The history of Spain is rich with foreign cultures - the Greeks, the Romans, the Moors, the Celts, to name a few.  Pride, elegance, passion, the wide range of emotions, the lively taconeo (footwork), the singing castanets and hypnotic rhythms - all of this is seen in the dance of Spain.The origin of all dances of Spain is Regional or Folk.  Spain has forty-nine provinces, each province having at least fifteen dances of its own.  The dances are divided into three basic types:  Regional, classical and flamenco. The Regional dances depict the Spanish people and their diverse provincial customs and styles.  The Classical dances portray the varied styles of the Renaissance, Baroque, Court Dances, Escuela Bolera (Bolero School) and Semi-Classical (Twentieth Century, Contemporary) dances and music. Flamenco is a culture unto itself. The theories of the origin of flamenco are never agreed upon, even by the experts.  The guitar and singing (Cante Flamenco) represent the Andalusian Province; a combination of ancient Arabic, Indian, Hebraic and Moorish styles.  The word "flamenco" originally meant "Flemish," after the band of gypsies that came to Spain in the 18th century.  Flamenco consists of the cante (singing) palmas (hand clapping), the guitars and the dancers.

There are five basic types of flamenco song: the Cante Jondo (deep song). Cante Chico (light song), Cante Intermedio (intermediate) Cante por Cante (song for singing) and Cante por Baile (song for dancing).  Today, flamenco is associated with its birthplace of Andalusia - its contradictions, its dynamics, its sorrows and its joys.  

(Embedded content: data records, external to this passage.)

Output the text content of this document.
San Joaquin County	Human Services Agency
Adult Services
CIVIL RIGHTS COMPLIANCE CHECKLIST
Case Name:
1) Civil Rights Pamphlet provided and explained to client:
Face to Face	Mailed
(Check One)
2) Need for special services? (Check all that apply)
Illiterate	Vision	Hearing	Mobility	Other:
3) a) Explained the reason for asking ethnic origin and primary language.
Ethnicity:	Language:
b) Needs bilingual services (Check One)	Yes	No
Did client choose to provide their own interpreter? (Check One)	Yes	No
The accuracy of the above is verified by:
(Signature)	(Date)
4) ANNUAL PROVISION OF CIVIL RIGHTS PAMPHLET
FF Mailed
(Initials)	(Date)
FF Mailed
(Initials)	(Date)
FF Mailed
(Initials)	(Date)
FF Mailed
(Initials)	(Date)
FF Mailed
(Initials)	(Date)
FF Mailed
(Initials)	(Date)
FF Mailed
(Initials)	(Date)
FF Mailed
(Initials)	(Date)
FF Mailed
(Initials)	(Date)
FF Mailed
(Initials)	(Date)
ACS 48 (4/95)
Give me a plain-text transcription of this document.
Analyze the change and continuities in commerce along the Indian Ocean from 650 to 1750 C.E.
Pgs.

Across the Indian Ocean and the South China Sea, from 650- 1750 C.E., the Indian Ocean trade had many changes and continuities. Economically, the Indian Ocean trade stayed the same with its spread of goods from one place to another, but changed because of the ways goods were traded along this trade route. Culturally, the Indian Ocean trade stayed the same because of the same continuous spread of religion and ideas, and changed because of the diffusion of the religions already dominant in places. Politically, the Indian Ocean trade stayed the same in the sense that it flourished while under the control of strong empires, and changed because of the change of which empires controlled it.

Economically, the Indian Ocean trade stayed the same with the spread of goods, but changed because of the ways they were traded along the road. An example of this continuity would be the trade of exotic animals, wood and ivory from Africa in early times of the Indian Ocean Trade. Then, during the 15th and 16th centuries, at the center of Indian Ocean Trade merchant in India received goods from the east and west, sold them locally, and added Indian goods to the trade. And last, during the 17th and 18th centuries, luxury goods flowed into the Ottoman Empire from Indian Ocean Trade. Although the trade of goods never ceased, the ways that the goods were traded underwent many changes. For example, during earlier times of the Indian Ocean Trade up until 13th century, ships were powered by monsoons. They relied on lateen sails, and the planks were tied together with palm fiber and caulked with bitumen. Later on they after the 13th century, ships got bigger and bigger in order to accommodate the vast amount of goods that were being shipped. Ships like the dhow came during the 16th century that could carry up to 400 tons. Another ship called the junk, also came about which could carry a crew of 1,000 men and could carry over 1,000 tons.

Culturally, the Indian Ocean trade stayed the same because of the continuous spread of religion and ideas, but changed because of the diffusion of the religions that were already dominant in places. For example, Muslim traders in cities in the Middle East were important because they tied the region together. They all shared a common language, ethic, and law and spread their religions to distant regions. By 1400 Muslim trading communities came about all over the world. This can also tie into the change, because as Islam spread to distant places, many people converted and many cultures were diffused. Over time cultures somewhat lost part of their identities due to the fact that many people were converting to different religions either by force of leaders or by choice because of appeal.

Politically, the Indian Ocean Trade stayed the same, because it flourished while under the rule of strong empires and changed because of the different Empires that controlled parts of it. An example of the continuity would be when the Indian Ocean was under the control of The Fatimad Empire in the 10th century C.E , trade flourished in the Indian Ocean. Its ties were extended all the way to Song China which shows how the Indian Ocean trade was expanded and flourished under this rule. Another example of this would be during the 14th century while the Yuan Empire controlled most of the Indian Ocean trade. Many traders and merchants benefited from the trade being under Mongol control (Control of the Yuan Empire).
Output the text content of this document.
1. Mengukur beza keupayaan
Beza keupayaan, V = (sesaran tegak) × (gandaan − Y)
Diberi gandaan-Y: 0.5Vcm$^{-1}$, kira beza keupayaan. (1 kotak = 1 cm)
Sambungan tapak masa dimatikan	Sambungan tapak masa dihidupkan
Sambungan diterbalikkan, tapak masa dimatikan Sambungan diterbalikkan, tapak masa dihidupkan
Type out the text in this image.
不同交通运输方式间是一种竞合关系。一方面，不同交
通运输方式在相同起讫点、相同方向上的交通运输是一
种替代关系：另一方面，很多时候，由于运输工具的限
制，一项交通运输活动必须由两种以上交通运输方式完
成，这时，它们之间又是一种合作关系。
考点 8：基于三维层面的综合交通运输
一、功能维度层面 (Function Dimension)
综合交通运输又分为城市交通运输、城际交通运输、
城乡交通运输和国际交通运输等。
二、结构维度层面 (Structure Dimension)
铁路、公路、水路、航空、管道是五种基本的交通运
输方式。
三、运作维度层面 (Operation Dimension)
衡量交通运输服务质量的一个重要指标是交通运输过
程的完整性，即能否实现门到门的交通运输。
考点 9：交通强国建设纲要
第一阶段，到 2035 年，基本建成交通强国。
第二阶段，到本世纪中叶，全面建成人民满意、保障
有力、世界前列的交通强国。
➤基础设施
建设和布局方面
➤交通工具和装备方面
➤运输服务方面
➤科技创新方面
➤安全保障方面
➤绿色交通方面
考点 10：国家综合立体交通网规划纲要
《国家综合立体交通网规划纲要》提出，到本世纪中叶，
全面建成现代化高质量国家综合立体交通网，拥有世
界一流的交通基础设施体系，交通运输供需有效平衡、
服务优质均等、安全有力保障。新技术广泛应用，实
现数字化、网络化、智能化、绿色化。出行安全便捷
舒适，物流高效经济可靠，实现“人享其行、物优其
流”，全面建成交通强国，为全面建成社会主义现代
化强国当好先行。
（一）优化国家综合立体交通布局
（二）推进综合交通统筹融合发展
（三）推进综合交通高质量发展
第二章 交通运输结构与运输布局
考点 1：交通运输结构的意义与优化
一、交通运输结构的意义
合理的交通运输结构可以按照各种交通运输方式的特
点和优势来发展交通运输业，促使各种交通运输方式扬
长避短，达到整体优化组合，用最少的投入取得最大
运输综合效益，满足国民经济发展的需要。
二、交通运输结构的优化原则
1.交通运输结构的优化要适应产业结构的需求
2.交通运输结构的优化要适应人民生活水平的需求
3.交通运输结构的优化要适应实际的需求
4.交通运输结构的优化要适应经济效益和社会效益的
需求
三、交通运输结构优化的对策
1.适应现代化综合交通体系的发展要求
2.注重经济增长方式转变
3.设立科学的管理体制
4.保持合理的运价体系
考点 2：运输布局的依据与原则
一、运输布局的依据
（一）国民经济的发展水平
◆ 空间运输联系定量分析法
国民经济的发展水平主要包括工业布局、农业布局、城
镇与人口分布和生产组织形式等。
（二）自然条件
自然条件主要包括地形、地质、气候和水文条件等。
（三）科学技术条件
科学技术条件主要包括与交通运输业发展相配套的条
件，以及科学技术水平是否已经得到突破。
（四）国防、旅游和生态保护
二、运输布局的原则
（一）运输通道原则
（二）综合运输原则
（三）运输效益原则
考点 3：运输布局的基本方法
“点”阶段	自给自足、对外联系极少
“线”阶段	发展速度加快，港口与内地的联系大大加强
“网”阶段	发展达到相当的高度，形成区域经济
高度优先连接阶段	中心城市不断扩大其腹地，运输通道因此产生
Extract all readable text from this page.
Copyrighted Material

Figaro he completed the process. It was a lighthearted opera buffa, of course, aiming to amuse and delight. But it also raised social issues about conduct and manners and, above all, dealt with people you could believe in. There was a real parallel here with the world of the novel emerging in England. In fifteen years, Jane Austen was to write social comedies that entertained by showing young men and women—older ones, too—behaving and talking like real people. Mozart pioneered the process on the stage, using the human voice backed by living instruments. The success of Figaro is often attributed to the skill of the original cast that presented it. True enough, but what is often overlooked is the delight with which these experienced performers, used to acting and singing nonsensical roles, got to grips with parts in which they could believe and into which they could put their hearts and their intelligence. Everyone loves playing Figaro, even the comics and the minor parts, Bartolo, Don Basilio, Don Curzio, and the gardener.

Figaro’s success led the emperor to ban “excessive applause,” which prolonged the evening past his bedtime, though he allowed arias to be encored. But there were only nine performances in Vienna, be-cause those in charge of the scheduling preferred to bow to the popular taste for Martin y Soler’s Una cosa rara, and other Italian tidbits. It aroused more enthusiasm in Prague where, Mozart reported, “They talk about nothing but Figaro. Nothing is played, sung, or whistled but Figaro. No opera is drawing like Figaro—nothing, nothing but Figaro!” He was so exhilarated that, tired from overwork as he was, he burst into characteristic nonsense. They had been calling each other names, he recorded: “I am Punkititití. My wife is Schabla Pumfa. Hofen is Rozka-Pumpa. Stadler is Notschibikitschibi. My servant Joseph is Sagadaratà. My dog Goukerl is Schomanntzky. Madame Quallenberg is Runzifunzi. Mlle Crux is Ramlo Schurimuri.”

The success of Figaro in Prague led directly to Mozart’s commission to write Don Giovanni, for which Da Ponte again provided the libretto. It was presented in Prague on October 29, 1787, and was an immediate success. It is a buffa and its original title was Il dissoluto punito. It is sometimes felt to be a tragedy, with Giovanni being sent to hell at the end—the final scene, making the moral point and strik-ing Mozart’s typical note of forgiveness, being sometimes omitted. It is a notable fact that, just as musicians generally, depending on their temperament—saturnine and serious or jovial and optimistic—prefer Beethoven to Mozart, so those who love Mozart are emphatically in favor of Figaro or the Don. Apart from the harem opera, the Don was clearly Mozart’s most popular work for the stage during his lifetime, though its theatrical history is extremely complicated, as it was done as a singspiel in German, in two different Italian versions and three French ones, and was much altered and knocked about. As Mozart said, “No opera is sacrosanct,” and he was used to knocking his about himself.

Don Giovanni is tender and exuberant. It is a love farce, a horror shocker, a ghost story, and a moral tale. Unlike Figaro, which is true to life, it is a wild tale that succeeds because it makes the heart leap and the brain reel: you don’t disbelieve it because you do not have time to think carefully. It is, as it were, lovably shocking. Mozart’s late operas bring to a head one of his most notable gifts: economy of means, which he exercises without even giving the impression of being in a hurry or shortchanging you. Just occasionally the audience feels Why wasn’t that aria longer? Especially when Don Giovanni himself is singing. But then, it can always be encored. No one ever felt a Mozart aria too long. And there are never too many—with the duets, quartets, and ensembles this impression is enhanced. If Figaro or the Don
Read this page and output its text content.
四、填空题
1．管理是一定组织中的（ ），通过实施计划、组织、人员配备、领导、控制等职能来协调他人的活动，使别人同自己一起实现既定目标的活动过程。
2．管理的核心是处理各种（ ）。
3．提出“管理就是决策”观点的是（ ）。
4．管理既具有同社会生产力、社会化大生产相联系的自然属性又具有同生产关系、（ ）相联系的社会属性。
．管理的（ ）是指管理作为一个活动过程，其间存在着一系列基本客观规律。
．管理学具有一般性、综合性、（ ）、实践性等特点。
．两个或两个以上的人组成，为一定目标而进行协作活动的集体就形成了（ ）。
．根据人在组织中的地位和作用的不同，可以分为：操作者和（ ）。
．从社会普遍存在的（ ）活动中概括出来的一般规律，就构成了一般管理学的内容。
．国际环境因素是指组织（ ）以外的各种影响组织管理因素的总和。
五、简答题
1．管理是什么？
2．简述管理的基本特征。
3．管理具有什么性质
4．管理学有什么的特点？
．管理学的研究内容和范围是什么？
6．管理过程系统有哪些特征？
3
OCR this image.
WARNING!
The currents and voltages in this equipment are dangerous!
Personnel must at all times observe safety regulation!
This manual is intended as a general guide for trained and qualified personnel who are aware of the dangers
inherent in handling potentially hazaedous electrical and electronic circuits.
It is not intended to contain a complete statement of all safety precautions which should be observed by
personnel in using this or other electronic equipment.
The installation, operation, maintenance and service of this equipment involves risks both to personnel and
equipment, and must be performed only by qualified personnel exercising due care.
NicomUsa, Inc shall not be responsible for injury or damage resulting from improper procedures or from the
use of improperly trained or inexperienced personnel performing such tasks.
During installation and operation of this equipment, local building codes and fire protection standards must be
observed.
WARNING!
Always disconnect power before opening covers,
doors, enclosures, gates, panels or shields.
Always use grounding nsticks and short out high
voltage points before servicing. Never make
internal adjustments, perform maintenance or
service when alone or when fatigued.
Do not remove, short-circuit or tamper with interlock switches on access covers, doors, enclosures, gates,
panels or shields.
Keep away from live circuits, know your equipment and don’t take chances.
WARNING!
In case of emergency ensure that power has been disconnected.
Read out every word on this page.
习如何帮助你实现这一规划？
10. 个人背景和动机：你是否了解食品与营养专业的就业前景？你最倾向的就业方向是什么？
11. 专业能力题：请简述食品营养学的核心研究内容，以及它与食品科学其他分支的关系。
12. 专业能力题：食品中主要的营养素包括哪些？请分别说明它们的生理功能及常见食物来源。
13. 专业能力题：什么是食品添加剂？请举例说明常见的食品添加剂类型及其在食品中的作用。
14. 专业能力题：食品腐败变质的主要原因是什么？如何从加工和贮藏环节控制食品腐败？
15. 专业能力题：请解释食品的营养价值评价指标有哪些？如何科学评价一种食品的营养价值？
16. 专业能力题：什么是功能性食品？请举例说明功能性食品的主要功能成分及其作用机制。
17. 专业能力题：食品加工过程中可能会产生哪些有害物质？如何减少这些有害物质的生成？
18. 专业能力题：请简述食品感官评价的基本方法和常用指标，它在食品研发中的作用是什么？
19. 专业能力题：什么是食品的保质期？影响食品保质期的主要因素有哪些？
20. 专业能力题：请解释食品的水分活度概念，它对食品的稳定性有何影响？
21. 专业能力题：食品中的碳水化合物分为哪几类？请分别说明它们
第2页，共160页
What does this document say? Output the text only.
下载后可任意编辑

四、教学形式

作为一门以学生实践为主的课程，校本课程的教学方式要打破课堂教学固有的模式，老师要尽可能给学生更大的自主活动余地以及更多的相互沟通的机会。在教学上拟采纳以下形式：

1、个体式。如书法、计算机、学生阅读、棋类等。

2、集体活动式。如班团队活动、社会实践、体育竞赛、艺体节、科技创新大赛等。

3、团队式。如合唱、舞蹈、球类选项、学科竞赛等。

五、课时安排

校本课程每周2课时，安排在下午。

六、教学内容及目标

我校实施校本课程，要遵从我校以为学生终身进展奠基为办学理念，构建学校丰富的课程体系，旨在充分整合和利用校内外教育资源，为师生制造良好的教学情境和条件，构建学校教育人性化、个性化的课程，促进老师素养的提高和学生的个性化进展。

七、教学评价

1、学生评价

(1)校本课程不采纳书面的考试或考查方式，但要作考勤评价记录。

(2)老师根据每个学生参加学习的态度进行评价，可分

Trad. Spanish, arr. Jonathan Miller: Sevillanas
Choreography: traditional; staging: Irma Suárez Ruíz, Associate Artistic Director of the Ensemble Español Spanish Dance Theater
This is a tribute to the women and men of the famed city of Seville, celebrated in both music and dance. The following notes are provided courtesy of Ensemble Español Spanish Dance Theater:
Named for the Andalusian capital, the Sevillanas is also one of Spain‘s national dances, and its popularity has never dimmed. Traditionally, the dance is part of neighborhood living, where friends and family gather in a corrales and celebrate the highlights of daily life and special occasions. However, the joy of the sevillanas has easily spread to night clubs, and increasingly, the dance has become part of the flamenco and classical traditions, and its variations speak to Spain‘s regional diversity through the preservation of the sevillanas of the corraleras (for neighborhood patios), bíblicas (with biblical themes), boleras, liturgícas (with liturgical, or religious, themes), de feria (typical of feasts) and rocieras (for the rocío feast). The famous La Feria de Sevilla is held for one week each spring, and Sevillanos prepare all year for this internationally-known fair.